Snapchat believed everyone wanted to be genuine, spontaneous and private (until it realized public content has more business value)
Vine (and Musical.ly which TikTok bought) helped everyone become a content creator and understood the value of short form and easy to make content
TikTok understood that a lot of people did not want to be private, wanted to create low effort content, wanted to have fun, and be spontaneous.
I strongly believe TikTok wouldn’t have taken off if Vine didn’t fail and if Snapchat didn’t exist. It started at the right time and fostered a creator ecosystem that caused it to explode in popularity.
New gen content creators
Nowadays everyone is a content creator - TikTok made video editing extremely simple (its parent company ByteDance also owns CapCut, an easy video editing platform) and content distribution even more simple. Short form video content makes it easy to recommend videos to everyone; in the span of a minute, a user will see around 20 videos. Their recommendation system is extremely impressive as well.
Instagram (and Facebook) copied TikTok successfully via Reels and Youtube made Shorts. It’s really easy to spread short form content via these super popular channels. Educational content and other traditionally long form content is finding a place on TikTok as well, a platform that people believed belonged to Gen Z and unprofessional content.
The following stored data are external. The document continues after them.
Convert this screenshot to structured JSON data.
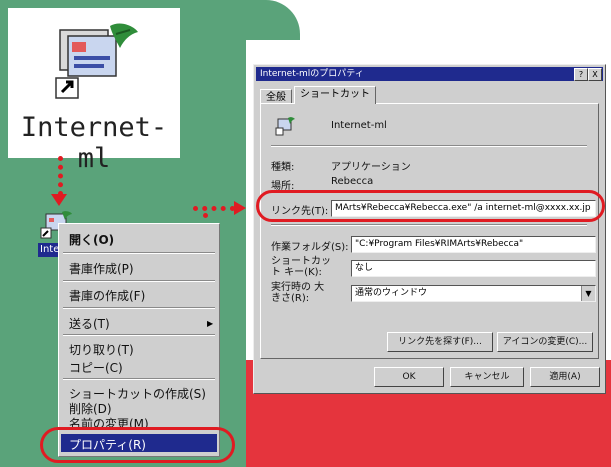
{
  "colors": {
    "green": "#5aa37a",
    "red": "#e5343d",
    "accent": "#e01b22",
    "selection": "#1f2a8e"
  },
  "shortcut_icon": {
    "label": "Internet-ml",
    "desktop_label": "Interne",
    "icon": "internet-ml-app-icon"
  },
  "context_menu": {
    "items": [
      {
        "label": "開く(O)",
        "bold": true
      },
      {
        "label": "書庫作成(P)"
      },
      {
        "label": "書庫の作成(F)"
      },
      {
        "label": "送る(T)",
        "submenu": true
      },
      {
        "label": "切り取り(T)"
      },
      {
        "label": "コピー(C)"
      },
      {
        "label": "ショートカットの作成(S)"
      },
      {
        "label": "削除(D)"
      },
      {
        "label": "名前の変更(M)"
      },
      {
        "label": "プロパティ(R)",
        "selected": true
      }
    ]
  },
  "dialog": {
    "title": "Internet-mlのプロパティ",
    "title_buttons": [
      "?",
      "X"
    ],
    "tabs": [
      "全般",
      "ショートカット"
    ],
    "name": "Internet-ml",
    "fields": {
      "type_label": "種類:",
      "type_value": "アプリケーション",
      "location_label": "場所:",
      "location_value": "Rebecca",
      "target_label": "リンク先(T):",
      "target_value": "MArts¥Rebecca¥Rebecca.exe\" /a internet-ml@xxxx.xx.jp",
      "workdir_label": "作業フォルダ(S):",
      "workdir_value": "\"C:¥Program Files¥RIMArts¥Rebecca\"",
      "shortcut_key_label": "ショートカット キー(K):",
      "shortcut_key_value": "なし",
      "run_label": "実行時の 大きさ(R):",
      "run_value": "通常のウィンドウ"
    },
    "buttons": {
      "find_target": "リンク先を探す(F)...",
      "change_icon": "アイコンの変更(C)...",
      "ok": "OK",
      "cancel": "キャンセル",
      "apply": "適用(A)"
    }
  }
}
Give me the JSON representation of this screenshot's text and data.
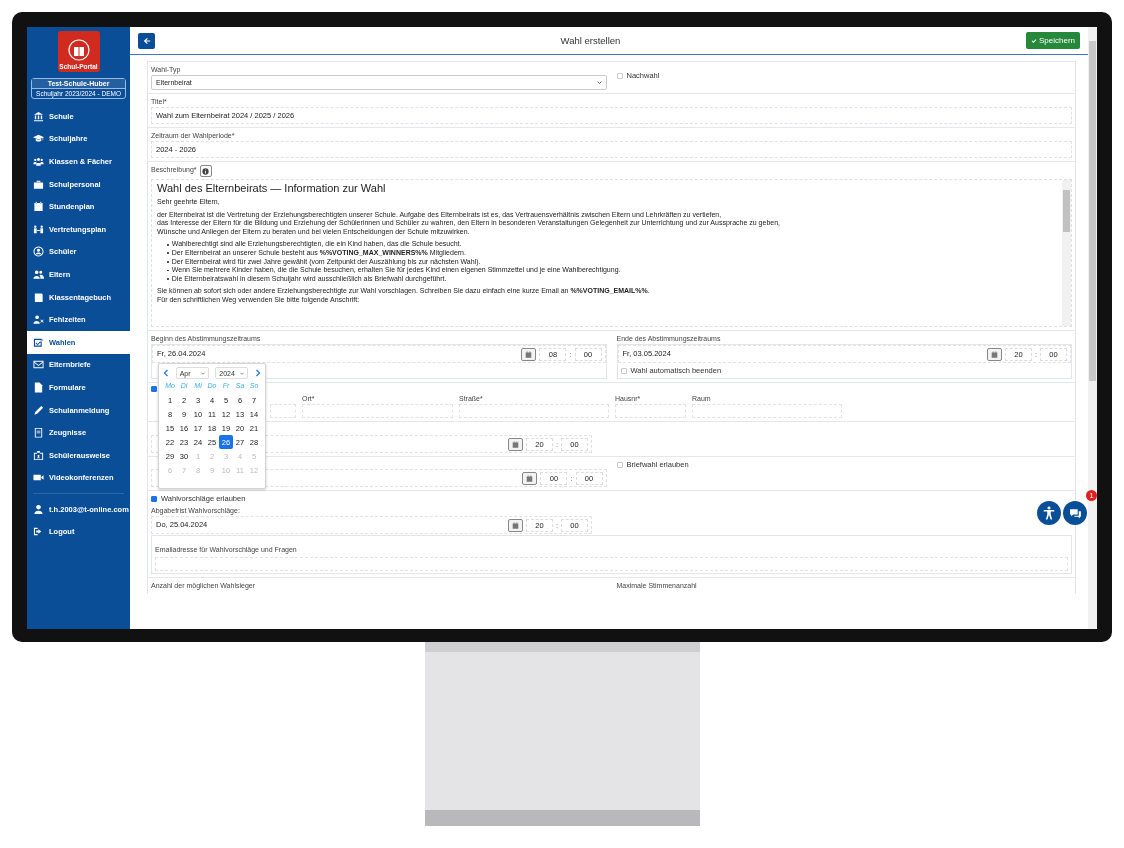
{
  "sidebar": {
    "logo_caption": "Schul-Portal",
    "school": "Test-Schule-Huber",
    "school_year": "Schuljahr 2023/2024 - DEMO",
    "items": [
      {
        "label": "Schule",
        "selected": false
      },
      {
        "label": "Schuljahre",
        "selected": false
      },
      {
        "label": "Klassen & Fächer",
        "selected": false
      },
      {
        "label": "Schulpersonal",
        "selected": false
      },
      {
        "label": "Stundenplan",
        "selected": false
      },
      {
        "label": "Vertretungsplan",
        "selected": false
      },
      {
        "label": "Schüler",
        "selected": false
      },
      {
        "label": "Eltern",
        "selected": false
      },
      {
        "label": "Klassentagebuch",
        "selected": false
      },
      {
        "label": "Fehlzeiten",
        "selected": false
      },
      {
        "label": "Wahlen",
        "selected": true
      },
      {
        "label": "Elternbriefe",
        "selected": false
      },
      {
        "label": "Formulare",
        "selected": false
      },
      {
        "label": "Schulanmeldung",
        "selected": false
      },
      {
        "label": "Zeugnisse",
        "selected": false
      },
      {
        "label": "Schülerausweise",
        "selected": false
      },
      {
        "label": "Videokonferenzen",
        "selected": false
      }
    ],
    "account": [
      {
        "label": "t.h.2003@t-online.com"
      },
      {
        "label": "Logout"
      }
    ]
  },
  "header": {
    "title": "Wahl erstellen",
    "save_button": "Speichern"
  },
  "form": {
    "wahl_typ": {
      "label": "Wahl-Typ",
      "value": "Elternbeirat"
    },
    "nachwahl": {
      "label": "Nachwahl",
      "checked": false
    },
    "titel": {
      "label": "Titel*",
      "value": "Wahl zum Elternbeirat 2024 / 2025 / 2026"
    },
    "zeitraum": {
      "label": "Zeitraum der Wahlperiode*",
      "value": "2024 - 2026"
    },
    "beschreibung": {
      "label": "Beschreibung*",
      "blocks": [
        {
          "kind": "heading",
          "lines": [
            "Wahl des Elternbeirats — Information zur Wahl"
          ]
        },
        {
          "kind": "paragraph",
          "lines": [
            "Sehr geehrte Eltern,"
          ]
        },
        {
          "kind": "paragraph",
          "lines": [
            "der Elternbeirat ist die Vertretung der Erziehungsberechtigten unserer Schule. Aufgabe des Elternbeirats ist es, das Vertrauensverhältnis zwischen Eltern und Lehrkräften zu vertiefen,",
            "das Interesse der Eltern für die Bildung und Erziehung der Schülerinnen und Schüler zu wahren, den Eltern in besonderen Veranstaltungen Gelegenheit zur Unterrichtung und zur Aussprache zu geben,",
            "Wünsche und Anliegen der Eltern zu beraten und bei vielen Entscheidungen der Schule mitzuwirken."
          ]
        },
        {
          "kind": "list",
          "lines": [
            "Wahlberechtigt sind alle Erziehungsberechtigten, die ein Kind haben, das die Schule besucht.",
            "Der Elternbeirat an unserer Schule besteht aus **%%VOTING_MAX_WINNERS%%** Mitgliedern.",
            "Der Elternbeirat wird für zwei Jahre gewählt (vom Zeitpunkt der Auszählung bis zur nächsten Wahl).",
            "Wenn Sie mehrere Kinder haben, die die Schule besuchen, erhalten Sie für jedes Kind einen eigenen Stimmzettel und je eine Wahlberechtigung.",
            "Die Elternbeiratswahl in diesem Schuljahr wird ausschließlich als Briefwahl durchgeführt."
          ]
        },
        {
          "kind": "paragraph",
          "lines": [
            "Sie können ab sofort sich oder andere Erziehungsberechtigte zur Wahl vorschlagen. Schreiben Sie dazu einfach eine kurze Email an **%%VOTING_EMAIL%%**.",
            "Für den schriftlichen Weg verwenden Sie bitte folgende Anschrift:"
          ]
        }
      ]
    },
    "beginn": {
      "label": "Beginn des Abstimmungszeitraums",
      "date": "Fr, 26.04.2024",
      "hour": "08",
      "separator": ":",
      "minute": "00"
    },
    "ende": {
      "label": "Ende des Abstimmungszeitraums",
      "date": "Fr, 03.05.2024",
      "hour": "20",
      "separator": ":",
      "minute": "00",
      "auto_end": {
        "label": "Wahl automatisch beenden",
        "checked": false
      }
    },
    "address_checkbox": {
      "checked": true
    },
    "address": [
      {
        "label": "Ort*"
      },
      {
        "label": "Straße*"
      },
      {
        "label": "Hausnr*"
      },
      {
        "label": "Raum"
      }
    ],
    "date_3": {
      "hour": "20",
      "separator": ":",
      "minute": "00"
    },
    "briefwahl": {
      "label": "Briefwahl erlauben",
      "checked": false
    },
    "date_4": {
      "hour": "00",
      "separator": ":",
      "minute": "00"
    },
    "wahlvorschlaege": {
      "label": "Wahlvorschläge erlauben",
      "checked": true
    },
    "abgabefrist": {
      "label": "Abgabefrist Wahlvorschläge:",
      "date": "Do, 25.04.2024",
      "hour": "20",
      "separator": ":",
      "minute": "00"
    },
    "email": {
      "label": "Emailadresse für Wahlvorschläge und Fragen"
    },
    "anzahl": {
      "label": "Anzahl der möglichen Wahlsieger"
    },
    "max_stimmen": {
      "label": "Maximale Stimmenanzahl"
    }
  },
  "datepicker": {
    "month": "Apr",
    "year": "2024",
    "weekdays": [
      "Mo",
      "Di",
      "Mi",
      "Do",
      "Fr",
      "Sa",
      "So"
    ],
    "weeks": [
      [
        {
          "day": "1",
          "outside": false,
          "selected": false
        },
        {
          "day": "2",
          "outside": false,
          "selected": false
        },
        {
          "day": "3",
          "outside": false,
          "selected": false
        },
        {
          "day": "4",
          "outside": false,
          "selected": false
        },
        {
          "day": "5",
          "outside": false,
          "selected": false
        },
        {
          "day": "6",
          "outside": false,
          "selected": false
        },
        {
          "day": "7",
          "outside": false,
          "selected": false
        }
      ],
      [
        {
          "day": "8",
          "outside": false,
          "selected": false
        },
        {
          "day": "9",
          "outside": false,
          "selected": false
        },
        {
          "day": "10",
          "outside": false,
          "selected": false
        },
        {
          "day": "11",
          "outside": false,
          "selected": false
        },
        {
          "day": "12",
          "outside": false,
          "selected": false
        },
        {
          "day": "13",
          "outside": false,
          "selected": false
        },
        {
          "day": "14",
          "outside": false,
          "selected": false
        }
      ],
      [
        {
          "day": "15",
          "outside": false,
          "selected": false
        },
        {
          "day": "16",
          "outside": false,
          "selected": false
        },
        {
          "day": "17",
          "outside": false,
          "selected": false
        },
        {
          "day": "18",
          "outside": false,
          "selected": false
        },
        {
          "day": "19",
          "outside": false,
          "selected": false
        },
        {
          "day": "20",
          "outside": false,
          "selected": false
        },
        {
          "day": "21",
          "outside": false,
          "selected": false
        }
      ],
      [
        {
          "day": "22",
          "outside": false,
          "selected": false
        },
        {
          "day": "23",
          "outside": false,
          "selected": false
        },
        {
          "day": "24",
          "outside": false,
          "selected": false
        },
        {
          "day": "25",
          "outside": false,
          "selected": false
        },
        {
          "day": "26",
          "outside": false,
          "selected": true
        },
        {
          "day": "27",
          "outside": false,
          "selected": false
        },
        {
          "day": "28",
          "outside": false,
          "selected": false
        }
      ],
      [
        {
          "day": "29",
          "outside": false,
          "selected": false
        },
        {
          "day": "30",
          "outside": false,
          "selected": false
        },
        {
          "day": "1",
          "outside": true,
          "selected": false
        },
        {
          "day": "2",
          "outside": true,
          "selected": false
        },
        {
          "day": "3",
          "outside": true,
          "selected": false
        },
        {
          "day": "4",
          "outside": true,
          "selected": false
        },
        {
          "day": "5",
          "outside": true,
          "selected": false
        }
      ],
      [
        {
          "day": "6",
          "outside": true,
          "selected": false
        },
        {
          "day": "7",
          "outside": true,
          "selected": false
        },
        {
          "day": "8",
          "outside": true,
          "selected": false
        },
        {
          "day": "9",
          "outside": true,
          "selected": false
        },
        {
          "day": "10",
          "outside": true,
          "selected": false
        },
        {
          "day": "11",
          "outside": true,
          "selected": false
        },
        {
          "day": "12",
          "outside": true,
          "selected": false
        }
      ]
    ]
  },
  "chat_badge": "1"
}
I also think this democratization of content has made it easier for people to accept amateur content. There was a time before TikTok (but after Youtube became the defacto video content app) when content was becoming more and more ‘professional’. Youtubers with high production value were dominating the industry. TikTok and short form content platforms helped amateur content blossom and reduce content expectations (at least in terms of production value).
TikTok and short form content platforms helped amateur content blossom and reduce content expectations (at least in terms of production value).
I also believe this has spread to other spaces such as text content (Substack and Medium revolution) and audio (podcasts). Text content is now an area rife with excellent amateur content (I use the word amateur to mean an individual who is a part time writer). I’m glad that the ripples caused by platforms like TikTok have made it so.